We’re living in a world of instant gratification. With just a few clicks, we can see, read, or watch anything, anywhere in the world. So when you keep your customers waiting for new content on your legal website, they’re not going to wait for long—and they may never come back.
Although Google continually changes the way it ranks websites, one thing remains constant: fresh, informative content will always be rewarded. Great marketing for personal injury lawyers begins with your website content management tool: the “backstage” area of your legal website.
You must be able to navigate your web content management system to create and upload:
- New content on existing pages. This is the simplest step for novices to achieve and is vital for fixing typos or correcting information on the fly.

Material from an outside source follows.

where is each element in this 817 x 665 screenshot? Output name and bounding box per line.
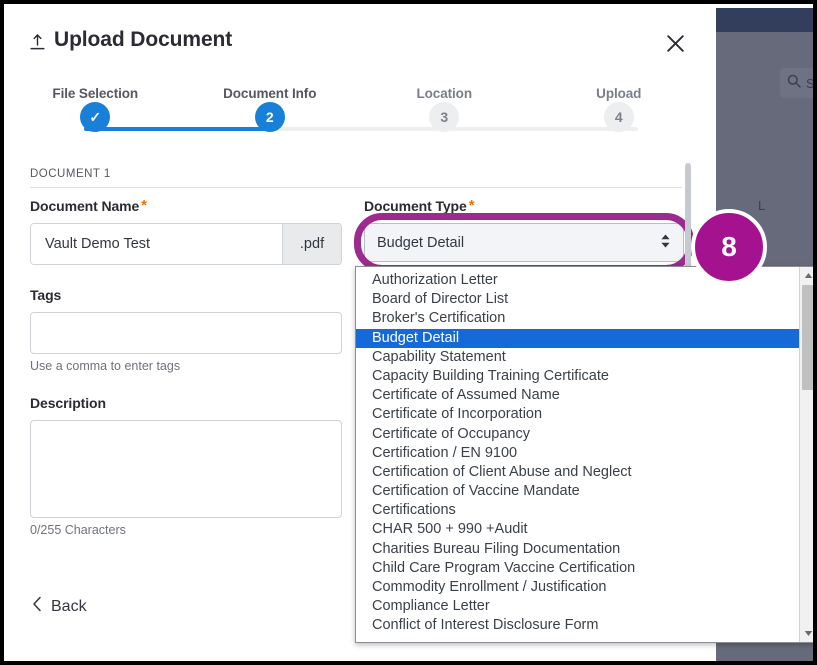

- New pages. You will need to add new blog entries, library articles, frequently asked questions, and local news that pertains to your practice area on a daily basis. All of these must be formatted and uploaded in the correct place for your website to look professional.
- New practice areas. Over time, you may want to add additional practice areas to your business. This means creating a new content page, but also adding the page to the navigation drop-down menu.
- New images. Your readers will get bored by the same photographs week after week, so you must know how to upload and properly size your images for clear viewing.
- PDF documents. You must include links to download PDF versions of documents (such as your monthly law firm newsletter and your free legal guide).
- Video. If you’ve been reading our site for a while, you know the value of using YouTube to create interactive legal content for your viewers. Now you must learn how to publish those videos on your site.
How important are these items? Content is so valuable that many attorneys hire writers and bloggers to provide a steady stream of good copy to their sites. You may eventually hire someone to do these tasks for you, but for now, you need to know how to do them yourself. A small amount of “behind the scenes” know-how will help you make better marketing decisions in the future.